Confidence in IT security can be gained through actions that may be taken during the processes of development, evaluation, and operation.
The CC does not mandate any specific development methodology or life cycle model. Figure 4.3 depicts underlying assumptions about the relationship between the security requirements and the TOE. The figure is used to provide a context for discussion and should not be construed as advocating a preference for one methodology (e.g. waterfall) over another (e.g. prototyping).
It is essential that the security requirements imposed on the IT development be effective in contributing to the security objectives of consumers. Unless suitable requirements are established at the start of the development process, the resulting end product, however well engineered, may not meet the objectives of its anticipated consumers.
Figure 4.3 - TOE development model
The process is based on the refinement of the security requirements into a TOE summary specification expressed in the security target. Each lower level of refinement represents a design decomposition with additional design detail. The least abstract representation is the TOE implementation itself.
The CC does not mandate a specific set of design representations.
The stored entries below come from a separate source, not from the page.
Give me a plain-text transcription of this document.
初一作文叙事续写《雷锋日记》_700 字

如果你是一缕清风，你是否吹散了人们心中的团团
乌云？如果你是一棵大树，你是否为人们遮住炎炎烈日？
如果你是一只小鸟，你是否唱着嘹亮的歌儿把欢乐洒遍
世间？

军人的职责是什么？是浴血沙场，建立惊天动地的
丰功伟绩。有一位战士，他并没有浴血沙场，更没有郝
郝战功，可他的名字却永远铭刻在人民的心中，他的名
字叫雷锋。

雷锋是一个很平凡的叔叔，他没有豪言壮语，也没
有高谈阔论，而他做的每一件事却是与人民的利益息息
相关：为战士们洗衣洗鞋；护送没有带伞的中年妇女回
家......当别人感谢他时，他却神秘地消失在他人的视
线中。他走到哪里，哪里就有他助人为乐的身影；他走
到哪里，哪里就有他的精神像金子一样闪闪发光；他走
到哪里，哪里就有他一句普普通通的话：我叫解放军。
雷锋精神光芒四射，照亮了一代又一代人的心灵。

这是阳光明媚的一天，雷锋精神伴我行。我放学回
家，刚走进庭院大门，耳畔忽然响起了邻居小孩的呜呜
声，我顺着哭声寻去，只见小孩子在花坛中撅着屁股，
The CC requirement is that there should be sufficient design representations presented at a sufficient level of granularity to demonstrate where required:
a) that each refinement level is a complete instantiation of the higher levels (i.e. all TOE security functions, properties, and behaviour defined at the higher level of abstraction must be demonstrably present in the lower level);
b) that each refinement level is an accurate instantiation of the higher levels (i.e. there should be no TOE security functions, properties, and behaviour defined at the lower level of abstraction that are not required by the higher level).
The CC assurance criteria identify the design abstraction levels of functional specification, high-level design, low-level design, and implementation. Depending upon the assurance level specified, developers may be required to show how the development methodology meets the CC assurance requirements.
Figure 4.4 - TOE evaluation process
The TOE evaluation process as described in Figure 4.4 may be carried out in parallel with development, or it may follow. The principal inputs to TOE evaluation are:
a) the set of TOE evidence, which includes the evaluated ST as the basis for TOE evaluation;
b) the TOE for which the evaluation is required;
c) the evaluation criteria, methodology and scheme.
In addition, informative material (such as application notes of the CC) and the IT security expertise of the evaluator and the evaluation community are likely to be used as inputs to the evaluation.
The expected result of the evaluation process is a confirmation that the TOE satisfies its security requirements as stated in the ST with one or more reports documenting the evaluator findings about the TOE as determined by the evaluation criteria. These reports will be useful to actual and potential consumers of the product or system represented by the TOE as well as to the developer.
The degree of confidence gained through an evaluation depends on the assurance requirements (e.g. Evaluation Assurance Level) met.
Evaluation can lead to better IT security products in two ways. Evaluation is intended to identify errors or vulnerabilities in the TOE that the developer may correct, thereby reducing the probability of security failures in future operation. Also in preparing for the rigours of evaluation, the developer may take more care in TOE design and development. Therefore, the evaluation process can exert a strong, though indirect, positive effect on the initial requirements, the development process, the end product, and the operational environment.
Consumers may elect to use evaluated TOEs in their environments. Once a TOE is in operation, it is possible that previously unknown errors or vulnerabilities may surface or environmental assumptions may need to be revised. As a result of operation, feedback could be given that would require the developer to correct the TOE or redefine its security requirements or environmental assumptions. Such changes may require the TOE to be re-evaluated or the security of its operational environment to be strengthened. In some instances this may only require that the needed updates are evaluated in order to regain confidence in the TOE. Although the CC contains criteria to cover assurance maintenance, detailed procedures for re-evaluation, including reuse of evaluation results, are outside the scope of the CC.